Mauro Manotas is an emerging star. Alberth Elis and Romell Quioto have days in which they look near unstoppable. Juan David Cabezas is the MLS defensive midfielder you don’t know much about but is absolutely capable of dominating a game when healthy. Wilmer Cabrera proved in 2017 that he can get more out of his team than most reasonable observers might expect.
They’ll be overlooked and counted out, but the underdog role suits the Dynamo well.
What’s not to like…
Can they hold on to their stars? In particular, the four guys I mentioned above. Lose even one, and their ceiling drops significantly.

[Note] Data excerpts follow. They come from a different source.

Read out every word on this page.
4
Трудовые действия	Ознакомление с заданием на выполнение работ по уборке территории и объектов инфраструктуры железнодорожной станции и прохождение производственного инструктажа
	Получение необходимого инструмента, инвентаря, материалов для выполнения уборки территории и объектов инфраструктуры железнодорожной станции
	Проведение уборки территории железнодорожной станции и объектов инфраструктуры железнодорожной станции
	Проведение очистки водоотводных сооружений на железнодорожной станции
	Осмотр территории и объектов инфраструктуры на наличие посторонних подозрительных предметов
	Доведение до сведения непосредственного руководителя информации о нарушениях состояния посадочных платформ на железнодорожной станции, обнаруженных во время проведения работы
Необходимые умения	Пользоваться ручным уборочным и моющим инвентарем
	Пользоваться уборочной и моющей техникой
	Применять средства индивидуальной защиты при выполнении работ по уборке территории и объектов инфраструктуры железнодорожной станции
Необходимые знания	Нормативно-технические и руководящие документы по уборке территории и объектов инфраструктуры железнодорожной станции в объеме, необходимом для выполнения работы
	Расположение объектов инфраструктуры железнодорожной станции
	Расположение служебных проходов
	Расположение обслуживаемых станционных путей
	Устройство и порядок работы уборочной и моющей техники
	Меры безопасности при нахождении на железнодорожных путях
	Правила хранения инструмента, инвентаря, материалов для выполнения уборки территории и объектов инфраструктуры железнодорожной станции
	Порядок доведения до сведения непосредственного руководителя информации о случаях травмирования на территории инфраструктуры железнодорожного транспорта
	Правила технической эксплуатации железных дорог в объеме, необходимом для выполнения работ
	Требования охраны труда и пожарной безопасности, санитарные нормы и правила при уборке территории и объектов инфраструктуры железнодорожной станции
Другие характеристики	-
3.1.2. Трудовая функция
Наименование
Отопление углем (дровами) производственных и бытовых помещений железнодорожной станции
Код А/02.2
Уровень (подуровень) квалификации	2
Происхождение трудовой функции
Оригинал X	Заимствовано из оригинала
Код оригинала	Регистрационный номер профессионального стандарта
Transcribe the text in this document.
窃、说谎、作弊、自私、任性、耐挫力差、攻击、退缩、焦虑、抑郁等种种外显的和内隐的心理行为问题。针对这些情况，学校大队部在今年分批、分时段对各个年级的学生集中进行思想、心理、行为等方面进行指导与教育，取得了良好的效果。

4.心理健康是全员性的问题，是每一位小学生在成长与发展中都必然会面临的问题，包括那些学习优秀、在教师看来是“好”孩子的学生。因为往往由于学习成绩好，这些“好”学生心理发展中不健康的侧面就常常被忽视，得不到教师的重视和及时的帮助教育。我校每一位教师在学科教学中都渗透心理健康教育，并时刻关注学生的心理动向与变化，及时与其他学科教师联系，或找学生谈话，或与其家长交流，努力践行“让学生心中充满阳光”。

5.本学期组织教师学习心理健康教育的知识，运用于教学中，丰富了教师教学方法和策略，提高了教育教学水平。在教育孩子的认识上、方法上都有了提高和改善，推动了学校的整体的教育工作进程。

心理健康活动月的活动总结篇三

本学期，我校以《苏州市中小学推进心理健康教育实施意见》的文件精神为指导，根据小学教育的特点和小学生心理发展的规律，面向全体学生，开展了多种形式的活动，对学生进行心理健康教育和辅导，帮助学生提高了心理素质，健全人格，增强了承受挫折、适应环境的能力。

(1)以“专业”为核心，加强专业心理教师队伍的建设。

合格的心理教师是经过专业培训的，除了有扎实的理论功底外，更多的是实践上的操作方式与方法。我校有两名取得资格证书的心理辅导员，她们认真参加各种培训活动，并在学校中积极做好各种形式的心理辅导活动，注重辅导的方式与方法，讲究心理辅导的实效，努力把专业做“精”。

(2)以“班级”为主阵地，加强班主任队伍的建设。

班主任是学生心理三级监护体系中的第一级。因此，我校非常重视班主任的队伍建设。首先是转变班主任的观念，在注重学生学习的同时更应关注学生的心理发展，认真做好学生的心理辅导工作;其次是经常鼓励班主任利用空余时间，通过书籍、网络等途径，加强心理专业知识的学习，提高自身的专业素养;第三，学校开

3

Can they reinforce in the offseason? They’ll be the least fancied of the five qualified MLS teams, no matter who wins MLS Cup. If they want to make a run, they’ll need to invest in depth and quality across the board. The backline would be a good place to start. Given the Dynamo aren’t likely to spend at the levels of others on this list, that’ll also mean smart business within the league (trades, free agency, various dispersal drafts) and in the SuperDraft.
Will DaMarcus Beasley retire or move on? Run DMB still has plenty of quality, and he knows Mexico and Liga MX like the back of his hand. Does he have the legs and the desire to keep playing? We’ll see.
No matter what happens, Houston won’t be a sexy pick. But hey, neither were the Montreal Impact, and they nearly made history.